Opal stones … ‘These gorgeous rocks set this exhibition alight with their strong colours and brilliant crystal facets’ Photograph: Hazel Drummond/Collection of the Guild of St George/Museums Sheffield

He created his little museum in a former cottage in Walkley, between Sheffield and its surrounding countryside, to draw working folk out of the smoky town to explore nature. For Ruskin, the natural world was sacred. To be in it was to be enraptured, transformed, redeemed. His responses to the natural are on display in his drawings and watercolours of glaciers and mossy riverbanks, wildflowers and a bright blue peacock feather. His eye for nature can be enthralling, especially when he homes in on strange gothic patterns and textures. His Study of Moss, Fern and Wood-Sorrel, Upon a Rocky River Bank is a mesmerising portrayal of green life entwined in the ancient scars and turbulent strata of a steep rocky mass.

Here is another way Ruskin suddenly looks contemporary again. There are new images of nature among the Victorian drawings, including a chilling digital analysis of the changing forms of Alpine glaciers by Dan Holdsworth. Ruskin knew nothing of global warming, but his passionate belief in the preciousness of nature comes through in his awestruck Turneresque watercolour of Vevey in the Alps, with its sapphire, immemorial mountains.

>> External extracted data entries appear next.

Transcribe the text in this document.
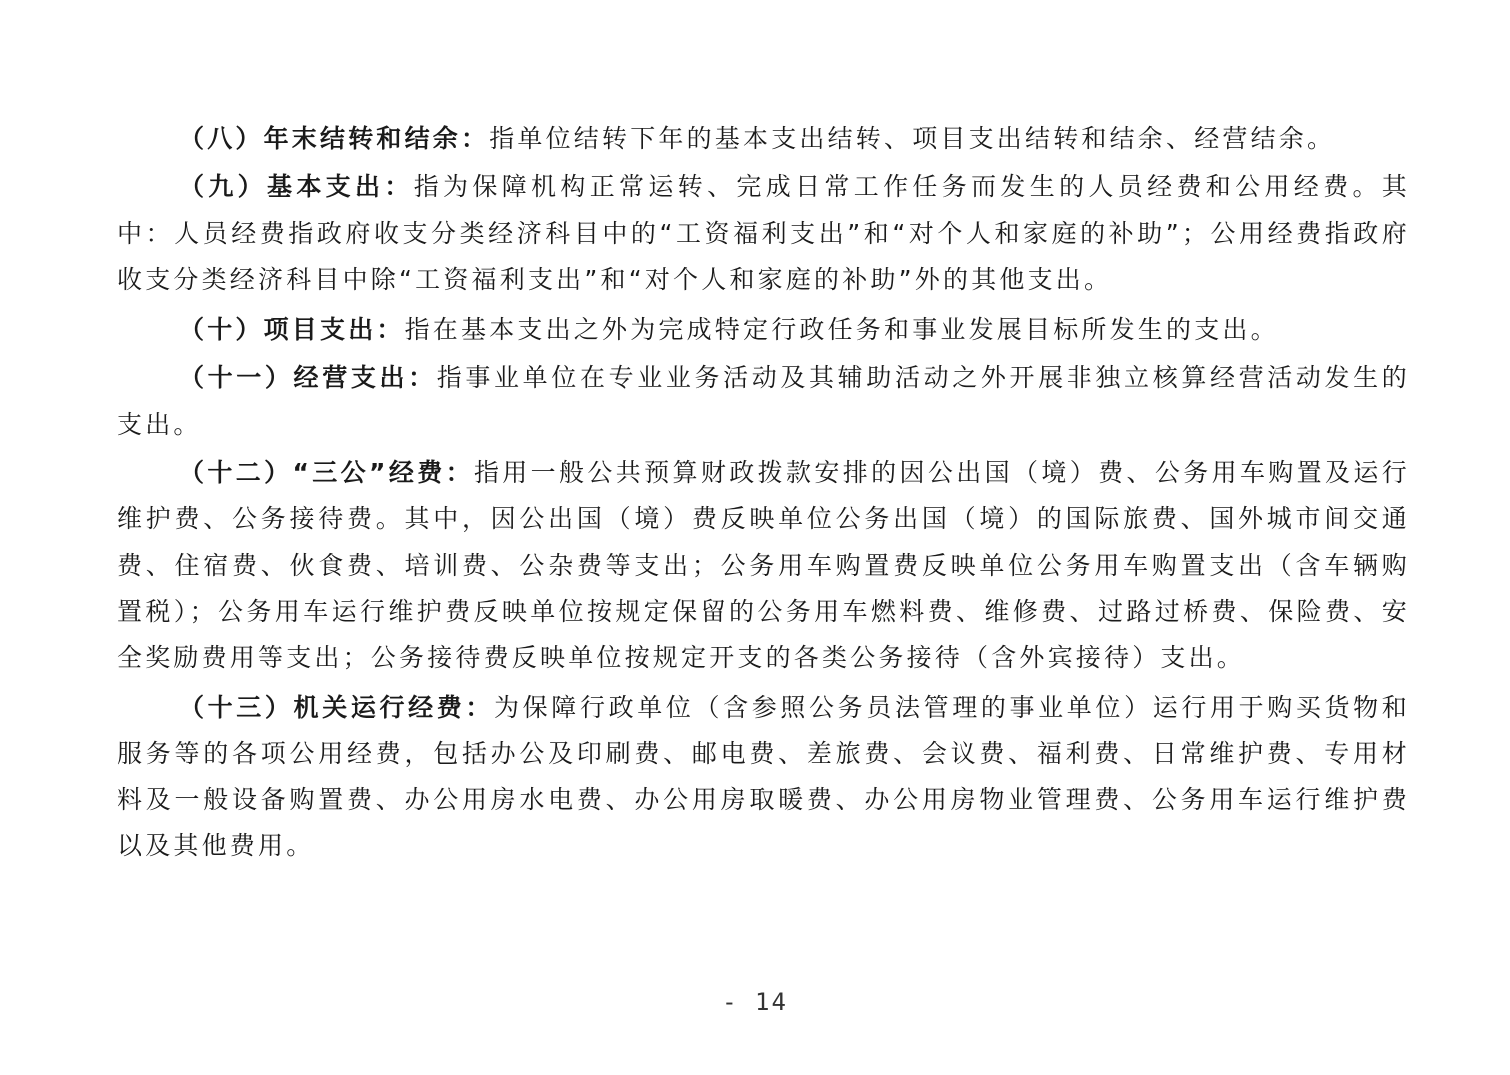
（八）年末结转和结余：指单位结转下年的基本支出结转、项目支出结转和结余、经营结余。

（九）基本支出：指为保障机构正常运转、完成日常工作任务而发生的人员经费和公用经费。其中：人员经费指政府收支分类经济科目中的“工资福利支出”和“对个人和家庭的补助”；公用经费指政府收支分类经济科目中除“工资福利支出”和“对个人和家庭的补助”外的其他支出。

（十）项目支出：指在基本支出之外为完成特定行政任务和事业发展目标所发生的支出。

（十一）经营支出：指事业单位在专业业务活动及其辅助活动之外开展非独立核算经营活动发生的支出。

（十二）“三公”经费：指用一般公共预算财政拨款安排的因公出国（境）费、公务用车购置及运行维护费、公务接待费。其中，因公出国（境）费反映单位公务出国（境）的国际旅费、国外城市间交通费、住宿费、伙食费、培训费、公杂费等支出；公务用车购置费反映单位公务用车购置支出（含车辆购置税）；公务用车运行维护费反映单位按规定保留的公务用车燃料费、维修费、过路过桥费、保险费、安全奖励费用等支出；公务接待费反映单位按规定开支的各类公务接待（含外宾接待）支出。

（十三）机关运行经费：为保障行政单位（含参照公务员法管理的事业单位）运行用于购买货物和服务等的各项公用经费，包括办公及印刷费、邮电费、差旅费、会议费、福利费、日常维护费、专用材料及一般设备购置费、办公用房水电费、办公用房取暖费、办公用房物业管理费、公务用车运行维护费以及其他费用。

- 14
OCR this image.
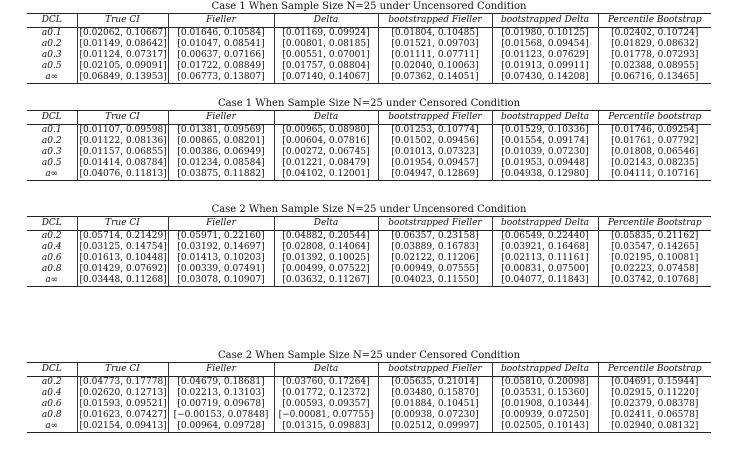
Case 1 When Sample Size N=25 under Uncensored Condition
DCL	True CI	Fieller	Delta	bootstrapped Fieller	bootstrapped Delta	Percentile Bootstrap
a0.1	[0.02062, 0.10667]	[0.01646, 0.10584]	[0.01169, 0.09924]	[0.01804, 0.10485]	[0.01980, 0.10125]	[0.02402, 0.10724]
a0.2	[0.01149, 0.08642]	[0.01047, 0.08541]	[0.00801, 0.08185]	[0.01521, 0.09703]	[0.01568, 0.09454]	[0.01829, 0.08632]
a0.3	[0.01124, 0.07317]	[0.00637, 0.07166]	[0.00551, 0.07001]	[0.01111, 0.07711]	[0.01123, 0.07629]	[0.01778, 0.07293]
a0.5	[0.02105, 0.09091]	[0.01722, 0.08849]	[0.01757, 0.08804]	[0.02040, 0.10063]	[0.01913, 0.09911]	[0.02388, 0.08955]
a∞	[0.06849, 0.13953]	[0.06773, 0.13807]	[0.07140, 0.14067]	[0.07362, 0.14051]	[0.07430, 0.14208]	[0.06716, 0.13465]
Case 1 When Sample Size N=25 under Censored Condition
DCL	True CI	Fieller	Delta	bootstrapped Fieller	bootstrapped Delta	Percentile bootstrap
a0.1	[0.01107, 0.09598]	[0.01381, 0.09569]	[0.00965, 0.08980]	[0.01253, 0.10774]	[0.01529, 0.10336]	[0.01746, 0.09254]
a0.2	[0.01122, 0.08136]	[0.00865, 0.08201]	[0.00604, 0.07816]	[0.01502, 0.09456]	[0.01554, 0.09174]	[0.01761, 0.07792]
a0.3	[0.01157, 0.06855]	[0.00386, 0.06949]	[0.00272, 0.06745]	[0.01013, 0.07323]	[0.01039, 0.07230]	[0.01808, 0.06546]
a0.5	[0.01414, 0.08784]	[0.01234, 0.08584]	[0.01221, 0.08479]	[0.01954, 0.09457]	[0.01953, 0.09448]	[0.02143, 0.08235]
a∞	[0.04076, 0.11813]	[0.03875, 0.11882]	[0.04102, 0.12001]	[0.04947, 0.12869]	[0.04938, 0.12980]	[0.04111, 0.10716]
Case 2 When Sample Size N=25 under Uncensored Condition
DCL	True CI	Fieller	Delta	bootstrapped Fieller	bootstrapped Delta	Percentile Bootstrap
a0.2	[0.05714, 0.21429]	[0.05971, 0.22160]	[0.04882, 0.20544]	[0.06357, 0.23158]	[0.06549, 0.22440]	[0.05835, 0.21162]
a0.4	[0.03125, 0.14754]	[0.03192, 0.14697]	[0.02808, 0.14064]	[0.03889, 0.16783]	[0.03921, 0.16468]	[0.03547, 0.14265]
a0.6	[0.01613, 0.10448]	[0.01413, 0.10203]	[0.01392, 0.10025]	[0.02122, 0.11206]	[0.02113, 0.11161]	[0.02195, 0.10081]
a0.8	[0.01429, 0.07692]	[0.00339, 0.07491]	[0.00499, 0.07522]	[0.00949, 0.07555]	[0.00831, 0.07500]	[0.02223, 0.07458]
a∞	[0.03448, 0.11268]	[0.03078, 0.10907]	[0.03632, 0.11267]	[0.04023, 0.11550]	[0.04077, 0.11843]	[0.03742, 0.10768]
Case 2 When Sample Size N=25 under Censored Condition
DCL	True CI	Fieller	Delta	bootstrapped Fieller	bootstrapped Delta	Percentile Bootstrap
a0.2	[0.04773, 0.17778]	[0.04679, 0.18681]	[0.03760, 0.17264]	[0.05635, 0.21014]	[0.05810, 0.20098]	[0.04691, 0.15944]
a0.4	[0.02620, 0.12713]	[0.02213, 0.13103]	[0.01772, 0.12372]	[0.03480, 0.15870]	[0.03531, 0.15360]	[0.02915, 0.11220]
a0.6	[0.01593, 0.09521]	[0.00719, 0.09678]	[0.00593, 0.09357]	[0.01884, 0.10451]	[0.01908, 0.10344]	[0.02379, 0.08378]
a0.8	[0.01623, 0.07427]	[−0.00153, 0.07848]	[−0.00081, 0.07755]	[0.00938, 0.07230]	[0.00939, 0.07250]	[0.02411, 0.06578]
a∞	[0.02154, 0.09413]	[0.00964, 0.09728]	[0.01315, 0.09883]	[0.02512, 0.09997]	[0.02505, 0.10143]	[0.02940, 0.08132]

Study of Moss, Fern and Wood -Sorrel, upon a Rocky River Bank, 1875-79. Photograph: Hazel Drummond/© Collection of the Guild of St George / Museums Sheffield

What the show can’t fully reveal, because it is hidden by the precision of his drawings, is the tragedy of Ruskin’s passion for nature. Brought up as an evangelical Christian, shaped by the glories of art and nature he saw on childhood trips in Europe, his vocation as a young man was to teach his contemporaries to see the divinely created beauty of the world. “I have to prove to them ... that the truth of nature is part of the truth of God,” he wrote. As those lovely rocks in this exhibition show, geology was at the heart of his theocratic scientific vision. Yet geology in the 19th century was the very science that was demolishing god, fossil by fossil. By 1851, he could hear the geologists’ hammers chipping away his faith: “…those dreadful Hammers! I hear the clink of them at the end of every cadence of the Bible verses.”

Ruskin’s scientific honesty devastated his Christian belief and that may have helped to destroy his reason. His calm drawings disguise a turbulence that was tearing him apart. His socialism, too, emerged in the later part of his life. In the Victorian hymn All Things Bright and Beautiful, the social order is seen as divinely appointed. But if there’s no God, Ruskin saw, why should the poor wait at the rich man’s gate?

This exhibition is a timely reminder of the tortured genius of the most complex and gifted art critic who ever lived – although it shows how inadequate any label is for this lofty soul.